Translation of Lectures

Talks and lectures often offer valuable content for a large audience. However, due to the language barrier many talks cannot reach all potential listeners. Due to their high costs, human translations are only in very few cases a feasible option.

Speech-to-speech translation technology can fill a gap, and can offer a solution for many situations, in which human interpreters and translators would be too expensive. Speech-to-speech translation systems are a combination of the technologies of automatic speech recognition (ASR), machine translation (MT), and speech synthesis.

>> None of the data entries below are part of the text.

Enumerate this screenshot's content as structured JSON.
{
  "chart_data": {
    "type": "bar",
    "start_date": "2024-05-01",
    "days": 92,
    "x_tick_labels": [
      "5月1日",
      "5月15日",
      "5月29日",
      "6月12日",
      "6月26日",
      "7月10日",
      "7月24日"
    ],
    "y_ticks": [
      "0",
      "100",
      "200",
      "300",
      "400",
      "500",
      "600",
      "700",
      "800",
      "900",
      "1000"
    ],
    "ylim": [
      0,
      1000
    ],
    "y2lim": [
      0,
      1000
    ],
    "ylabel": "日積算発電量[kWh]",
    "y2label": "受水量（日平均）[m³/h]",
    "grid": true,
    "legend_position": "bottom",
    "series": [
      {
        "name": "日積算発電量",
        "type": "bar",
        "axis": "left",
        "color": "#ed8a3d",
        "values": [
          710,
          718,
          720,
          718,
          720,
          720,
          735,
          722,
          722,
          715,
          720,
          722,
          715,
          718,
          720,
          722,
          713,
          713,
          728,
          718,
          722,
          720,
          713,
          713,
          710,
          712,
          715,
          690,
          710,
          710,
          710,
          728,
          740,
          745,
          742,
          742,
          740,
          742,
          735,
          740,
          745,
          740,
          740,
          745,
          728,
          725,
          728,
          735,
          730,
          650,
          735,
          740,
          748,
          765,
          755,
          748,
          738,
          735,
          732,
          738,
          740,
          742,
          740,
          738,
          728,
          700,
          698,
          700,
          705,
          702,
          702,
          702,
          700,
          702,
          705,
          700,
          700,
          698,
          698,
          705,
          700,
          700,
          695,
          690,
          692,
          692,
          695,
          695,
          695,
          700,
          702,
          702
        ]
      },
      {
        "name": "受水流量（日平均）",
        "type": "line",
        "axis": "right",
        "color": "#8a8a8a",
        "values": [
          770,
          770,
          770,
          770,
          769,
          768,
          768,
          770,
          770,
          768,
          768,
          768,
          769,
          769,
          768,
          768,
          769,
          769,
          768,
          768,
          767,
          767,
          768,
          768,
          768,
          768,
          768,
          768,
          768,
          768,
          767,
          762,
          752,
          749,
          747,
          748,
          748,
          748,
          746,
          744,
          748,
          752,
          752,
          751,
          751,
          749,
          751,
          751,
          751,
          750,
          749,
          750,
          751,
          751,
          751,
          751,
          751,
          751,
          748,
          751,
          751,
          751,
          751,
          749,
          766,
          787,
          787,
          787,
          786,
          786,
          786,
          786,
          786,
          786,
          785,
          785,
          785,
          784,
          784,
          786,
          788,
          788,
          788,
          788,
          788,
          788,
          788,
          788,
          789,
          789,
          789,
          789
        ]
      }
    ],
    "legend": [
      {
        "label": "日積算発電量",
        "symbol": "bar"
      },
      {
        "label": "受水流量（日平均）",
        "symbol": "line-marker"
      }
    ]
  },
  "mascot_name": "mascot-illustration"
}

 Many interesting research aspects can be found in the area of automatic speech recognition:


Topic Adaptation

Speech recognition systems deliver their best performance, when adapted to the style and content of the speech to be recognized as closely as possible. Differencies between the topic on which the models have been trained and the topic of the speech to be recognized can lead to large drops in performance, due to out-of-vocabulary words and wrongly estimated n-gram possiblities within the language model of the recognition system.

Run-Time and Latency

Especially for the case of simultaneous translation, speech recognition has to be conducted in in real-time, and the result has to be deliverd with as little latency as possible. Only then, the listeners of the talk will be able to follow the translation and to relate the content of the lectures to the interaction of the lecturer with his audience. With respect to latency interesting questions arise with respect to the interface with the machine translation component, since, in order to be able to translate correctly, a certain amount of linguistic context needs to available to the translation component.